Tre racconti lunghi, ciascuno costituito da un monologo: uno sfogo verbale con l’amico scrittore, una lettera all’amica del cuore, una registrazione in una vecchia segreteria telefonica a cassette rivolta al marito ormai scomparso.

Il primo narratore sospetta che la figlia sia stata vittima di violenza da parte di un vicino: per confermare la sua tesi, rischierà parecchio; il punto di vista è quello del protagonista principale che non è disposto a valutare altre opinioni, al contrario del secondo racconto: un matrimonio in crisi, dalla voce della donna che alterna i propri giudizi alle ipotetiche repliche del marito; il confronto avviene anche con l’amica alla quale è rivolta la lettera. La terza parte vede infine una donna che riconsidera le gravi rinunce alle quali l’aveva costretta il marito, soprattutto in merito ai propri affetti, alla luce di nuove esperienze e l’incontro con un misterioso personaggio.

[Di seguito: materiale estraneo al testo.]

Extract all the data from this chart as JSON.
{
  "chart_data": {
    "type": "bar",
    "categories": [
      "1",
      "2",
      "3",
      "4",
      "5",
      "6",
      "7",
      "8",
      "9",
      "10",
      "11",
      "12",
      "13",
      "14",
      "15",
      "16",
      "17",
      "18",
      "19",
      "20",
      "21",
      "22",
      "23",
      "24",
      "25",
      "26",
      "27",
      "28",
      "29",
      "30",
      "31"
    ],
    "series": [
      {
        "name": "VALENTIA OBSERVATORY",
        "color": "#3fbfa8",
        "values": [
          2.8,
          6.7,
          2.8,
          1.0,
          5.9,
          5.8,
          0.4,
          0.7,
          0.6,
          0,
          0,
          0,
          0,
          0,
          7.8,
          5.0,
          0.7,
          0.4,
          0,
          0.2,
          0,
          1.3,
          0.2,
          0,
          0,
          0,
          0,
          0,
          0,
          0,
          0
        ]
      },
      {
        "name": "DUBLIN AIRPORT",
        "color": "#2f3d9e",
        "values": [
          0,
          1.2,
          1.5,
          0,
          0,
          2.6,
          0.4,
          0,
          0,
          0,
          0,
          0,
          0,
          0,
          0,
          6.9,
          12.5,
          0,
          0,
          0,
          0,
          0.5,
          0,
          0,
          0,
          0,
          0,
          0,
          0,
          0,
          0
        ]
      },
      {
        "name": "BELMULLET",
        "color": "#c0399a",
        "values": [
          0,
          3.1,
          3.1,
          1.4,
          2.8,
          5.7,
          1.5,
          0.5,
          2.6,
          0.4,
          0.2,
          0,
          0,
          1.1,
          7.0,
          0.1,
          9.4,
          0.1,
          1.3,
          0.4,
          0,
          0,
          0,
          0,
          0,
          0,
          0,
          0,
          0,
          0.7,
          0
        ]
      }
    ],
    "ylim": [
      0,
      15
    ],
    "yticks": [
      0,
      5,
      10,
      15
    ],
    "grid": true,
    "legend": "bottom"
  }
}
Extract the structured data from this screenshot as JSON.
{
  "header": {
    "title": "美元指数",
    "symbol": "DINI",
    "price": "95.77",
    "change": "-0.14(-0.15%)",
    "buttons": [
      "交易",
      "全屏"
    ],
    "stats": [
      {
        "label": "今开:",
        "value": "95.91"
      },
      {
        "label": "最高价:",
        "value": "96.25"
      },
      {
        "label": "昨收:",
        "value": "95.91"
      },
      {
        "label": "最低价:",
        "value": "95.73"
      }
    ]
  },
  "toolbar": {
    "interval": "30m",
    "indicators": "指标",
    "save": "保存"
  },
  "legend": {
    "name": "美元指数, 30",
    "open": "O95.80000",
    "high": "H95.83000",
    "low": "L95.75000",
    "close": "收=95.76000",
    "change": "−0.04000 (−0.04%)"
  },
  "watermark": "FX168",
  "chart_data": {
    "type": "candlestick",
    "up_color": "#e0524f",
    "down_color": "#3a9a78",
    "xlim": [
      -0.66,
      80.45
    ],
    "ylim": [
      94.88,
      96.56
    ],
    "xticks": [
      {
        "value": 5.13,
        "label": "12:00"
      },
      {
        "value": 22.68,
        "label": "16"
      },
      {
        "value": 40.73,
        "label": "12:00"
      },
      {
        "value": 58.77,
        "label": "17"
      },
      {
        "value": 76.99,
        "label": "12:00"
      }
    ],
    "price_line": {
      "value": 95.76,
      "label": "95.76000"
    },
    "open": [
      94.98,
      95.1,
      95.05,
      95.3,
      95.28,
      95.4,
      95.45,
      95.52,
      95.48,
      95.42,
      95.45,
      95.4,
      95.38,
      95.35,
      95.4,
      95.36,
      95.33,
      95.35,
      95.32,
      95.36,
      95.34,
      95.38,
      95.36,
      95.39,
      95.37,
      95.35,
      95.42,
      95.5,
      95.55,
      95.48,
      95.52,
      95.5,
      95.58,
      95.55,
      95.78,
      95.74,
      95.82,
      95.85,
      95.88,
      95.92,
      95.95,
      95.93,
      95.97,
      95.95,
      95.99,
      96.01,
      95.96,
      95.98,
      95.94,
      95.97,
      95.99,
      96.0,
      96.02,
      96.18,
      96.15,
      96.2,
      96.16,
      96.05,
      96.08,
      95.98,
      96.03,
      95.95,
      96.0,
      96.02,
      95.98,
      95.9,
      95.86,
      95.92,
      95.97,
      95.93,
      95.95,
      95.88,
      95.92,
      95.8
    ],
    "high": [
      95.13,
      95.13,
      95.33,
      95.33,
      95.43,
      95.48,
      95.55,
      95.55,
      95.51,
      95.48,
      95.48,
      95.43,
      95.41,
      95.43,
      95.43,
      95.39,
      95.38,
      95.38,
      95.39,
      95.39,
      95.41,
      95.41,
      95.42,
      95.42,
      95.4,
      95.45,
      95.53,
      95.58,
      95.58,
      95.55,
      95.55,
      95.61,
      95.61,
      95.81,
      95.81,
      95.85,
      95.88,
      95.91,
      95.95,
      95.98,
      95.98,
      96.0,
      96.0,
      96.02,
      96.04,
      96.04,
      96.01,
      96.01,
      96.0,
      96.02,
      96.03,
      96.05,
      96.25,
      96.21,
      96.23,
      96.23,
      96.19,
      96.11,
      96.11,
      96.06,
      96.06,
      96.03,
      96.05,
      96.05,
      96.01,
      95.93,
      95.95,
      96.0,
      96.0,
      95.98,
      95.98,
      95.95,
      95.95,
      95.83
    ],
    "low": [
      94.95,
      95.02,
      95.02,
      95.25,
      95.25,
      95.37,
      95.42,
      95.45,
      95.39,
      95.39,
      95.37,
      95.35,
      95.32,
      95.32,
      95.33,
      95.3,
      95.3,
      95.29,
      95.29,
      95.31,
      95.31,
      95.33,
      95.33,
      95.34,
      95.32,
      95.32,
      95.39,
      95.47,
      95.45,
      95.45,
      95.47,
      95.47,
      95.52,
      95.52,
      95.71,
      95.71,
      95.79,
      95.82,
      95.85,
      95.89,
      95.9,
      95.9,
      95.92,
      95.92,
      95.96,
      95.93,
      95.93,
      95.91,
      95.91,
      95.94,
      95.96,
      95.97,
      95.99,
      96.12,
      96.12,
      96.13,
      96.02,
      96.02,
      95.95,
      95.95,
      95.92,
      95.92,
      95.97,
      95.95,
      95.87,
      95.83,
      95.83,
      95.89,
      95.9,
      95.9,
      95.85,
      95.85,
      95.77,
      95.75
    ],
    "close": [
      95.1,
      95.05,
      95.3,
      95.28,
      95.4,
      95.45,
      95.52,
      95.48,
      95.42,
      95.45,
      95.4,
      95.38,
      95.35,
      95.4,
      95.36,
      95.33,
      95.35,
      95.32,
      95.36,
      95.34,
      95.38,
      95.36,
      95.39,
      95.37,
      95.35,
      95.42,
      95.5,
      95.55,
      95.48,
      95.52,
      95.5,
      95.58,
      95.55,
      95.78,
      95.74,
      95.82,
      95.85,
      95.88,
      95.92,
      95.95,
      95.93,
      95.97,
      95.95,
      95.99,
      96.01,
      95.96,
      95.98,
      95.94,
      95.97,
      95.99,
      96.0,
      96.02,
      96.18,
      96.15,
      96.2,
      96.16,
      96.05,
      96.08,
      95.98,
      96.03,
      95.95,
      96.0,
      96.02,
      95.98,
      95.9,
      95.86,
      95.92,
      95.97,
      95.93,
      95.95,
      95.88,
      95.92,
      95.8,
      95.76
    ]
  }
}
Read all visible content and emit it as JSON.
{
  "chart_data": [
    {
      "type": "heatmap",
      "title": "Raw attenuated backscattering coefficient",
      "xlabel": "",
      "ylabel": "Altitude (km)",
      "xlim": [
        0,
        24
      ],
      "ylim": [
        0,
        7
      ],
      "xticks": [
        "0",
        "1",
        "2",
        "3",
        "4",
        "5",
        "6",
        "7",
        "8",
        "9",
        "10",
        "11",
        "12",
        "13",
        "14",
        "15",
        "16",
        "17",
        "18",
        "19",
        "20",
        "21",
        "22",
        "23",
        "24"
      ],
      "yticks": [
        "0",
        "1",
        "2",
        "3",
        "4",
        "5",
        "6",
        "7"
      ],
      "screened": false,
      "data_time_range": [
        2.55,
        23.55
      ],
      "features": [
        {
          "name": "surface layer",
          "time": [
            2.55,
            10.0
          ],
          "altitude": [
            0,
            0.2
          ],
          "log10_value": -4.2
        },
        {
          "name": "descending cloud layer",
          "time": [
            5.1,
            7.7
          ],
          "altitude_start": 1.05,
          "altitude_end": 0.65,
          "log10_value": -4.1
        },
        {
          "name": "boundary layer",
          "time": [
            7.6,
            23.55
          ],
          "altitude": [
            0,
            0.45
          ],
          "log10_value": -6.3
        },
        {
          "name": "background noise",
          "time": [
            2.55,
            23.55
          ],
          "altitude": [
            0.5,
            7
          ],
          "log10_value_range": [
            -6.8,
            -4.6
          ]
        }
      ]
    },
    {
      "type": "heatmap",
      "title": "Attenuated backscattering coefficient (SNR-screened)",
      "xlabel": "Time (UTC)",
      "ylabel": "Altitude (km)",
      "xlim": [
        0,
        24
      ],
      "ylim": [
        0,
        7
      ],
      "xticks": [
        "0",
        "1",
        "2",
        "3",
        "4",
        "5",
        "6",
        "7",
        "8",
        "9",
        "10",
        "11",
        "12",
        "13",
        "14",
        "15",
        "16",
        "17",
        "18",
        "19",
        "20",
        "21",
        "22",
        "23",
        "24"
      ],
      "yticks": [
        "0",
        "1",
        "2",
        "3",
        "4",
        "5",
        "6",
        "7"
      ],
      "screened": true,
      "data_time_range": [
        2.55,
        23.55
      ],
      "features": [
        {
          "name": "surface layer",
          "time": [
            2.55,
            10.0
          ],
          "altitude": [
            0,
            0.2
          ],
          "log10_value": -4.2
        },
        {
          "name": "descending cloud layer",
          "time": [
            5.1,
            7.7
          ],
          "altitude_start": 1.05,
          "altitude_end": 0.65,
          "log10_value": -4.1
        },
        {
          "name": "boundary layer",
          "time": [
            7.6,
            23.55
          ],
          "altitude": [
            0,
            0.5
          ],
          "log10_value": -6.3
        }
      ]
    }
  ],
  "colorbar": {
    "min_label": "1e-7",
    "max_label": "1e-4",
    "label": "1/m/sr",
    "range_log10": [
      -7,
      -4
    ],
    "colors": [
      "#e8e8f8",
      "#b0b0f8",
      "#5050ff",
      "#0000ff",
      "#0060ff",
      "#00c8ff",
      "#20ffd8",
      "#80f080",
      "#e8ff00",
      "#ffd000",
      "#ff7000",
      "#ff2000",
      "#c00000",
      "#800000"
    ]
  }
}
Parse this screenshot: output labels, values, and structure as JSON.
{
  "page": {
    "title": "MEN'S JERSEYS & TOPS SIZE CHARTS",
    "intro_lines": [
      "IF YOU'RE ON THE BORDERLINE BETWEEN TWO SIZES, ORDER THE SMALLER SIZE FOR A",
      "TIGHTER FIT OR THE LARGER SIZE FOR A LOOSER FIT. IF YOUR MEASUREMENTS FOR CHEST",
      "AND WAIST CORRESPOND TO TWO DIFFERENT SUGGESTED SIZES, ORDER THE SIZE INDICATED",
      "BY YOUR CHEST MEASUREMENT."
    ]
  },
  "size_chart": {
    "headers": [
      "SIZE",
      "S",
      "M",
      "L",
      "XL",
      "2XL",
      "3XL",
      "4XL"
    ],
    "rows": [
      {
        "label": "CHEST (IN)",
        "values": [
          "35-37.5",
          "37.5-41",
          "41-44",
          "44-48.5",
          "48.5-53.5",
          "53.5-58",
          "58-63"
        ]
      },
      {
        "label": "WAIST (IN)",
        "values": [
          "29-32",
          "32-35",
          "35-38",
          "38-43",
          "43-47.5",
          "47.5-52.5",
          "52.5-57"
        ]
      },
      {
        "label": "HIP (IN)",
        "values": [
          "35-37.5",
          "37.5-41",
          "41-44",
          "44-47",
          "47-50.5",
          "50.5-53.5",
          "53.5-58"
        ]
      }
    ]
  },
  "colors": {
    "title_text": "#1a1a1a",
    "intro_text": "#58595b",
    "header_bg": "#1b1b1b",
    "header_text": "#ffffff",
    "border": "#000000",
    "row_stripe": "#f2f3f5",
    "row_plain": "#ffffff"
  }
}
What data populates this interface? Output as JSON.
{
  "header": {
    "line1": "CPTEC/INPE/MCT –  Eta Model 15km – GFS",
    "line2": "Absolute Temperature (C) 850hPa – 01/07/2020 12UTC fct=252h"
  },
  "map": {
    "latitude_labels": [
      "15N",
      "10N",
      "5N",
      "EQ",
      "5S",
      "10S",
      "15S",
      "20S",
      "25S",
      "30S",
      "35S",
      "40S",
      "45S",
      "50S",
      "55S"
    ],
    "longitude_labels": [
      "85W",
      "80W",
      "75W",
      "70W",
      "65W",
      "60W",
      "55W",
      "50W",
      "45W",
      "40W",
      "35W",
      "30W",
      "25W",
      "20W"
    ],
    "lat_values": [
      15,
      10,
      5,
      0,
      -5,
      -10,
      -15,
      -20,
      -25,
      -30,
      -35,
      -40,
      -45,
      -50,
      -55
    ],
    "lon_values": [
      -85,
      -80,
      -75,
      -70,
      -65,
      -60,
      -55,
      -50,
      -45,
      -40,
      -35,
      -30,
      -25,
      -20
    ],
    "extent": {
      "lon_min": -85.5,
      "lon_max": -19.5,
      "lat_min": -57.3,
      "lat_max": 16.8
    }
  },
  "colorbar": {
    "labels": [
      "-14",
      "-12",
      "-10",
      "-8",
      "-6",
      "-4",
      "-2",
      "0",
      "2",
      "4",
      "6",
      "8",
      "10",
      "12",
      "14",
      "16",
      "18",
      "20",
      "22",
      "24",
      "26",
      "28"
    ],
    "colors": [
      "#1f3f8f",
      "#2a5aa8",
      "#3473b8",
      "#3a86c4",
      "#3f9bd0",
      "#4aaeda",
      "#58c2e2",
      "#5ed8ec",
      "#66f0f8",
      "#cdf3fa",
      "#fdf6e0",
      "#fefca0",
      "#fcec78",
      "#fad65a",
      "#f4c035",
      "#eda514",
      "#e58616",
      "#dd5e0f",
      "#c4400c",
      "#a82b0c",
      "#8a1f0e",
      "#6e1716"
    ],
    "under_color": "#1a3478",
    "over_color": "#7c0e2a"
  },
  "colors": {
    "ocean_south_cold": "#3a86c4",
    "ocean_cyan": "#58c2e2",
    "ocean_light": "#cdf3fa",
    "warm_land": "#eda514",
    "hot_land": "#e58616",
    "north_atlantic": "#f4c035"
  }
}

Lo spunto per la stesura pare provenire da concetti di psicanalisi: ogni narratore abita uno dei tre piani di un palazzo, simbolicamente riferiti ai tre luoghi della psiche teorizzati da Freud: Es, Io, Super-io. Come sul lettino dell’analista, ogni voce si apre al lettore – parlando di desideri, rapporti familiari, rinunce, frustrazioni – ciascuna in maniera differente, in corrispondenza del piano al quale abita. Toni colloquiali che ben rendono l’urgenza degli sfoghi di ciascun protagonista, in un lavoro equilibrato nello stile e nei temi. Storie ambientate nella Israele contemporanea, più rivolte però al microcosmo familiare: una conferma dall’autore de La simmetria dei desideri.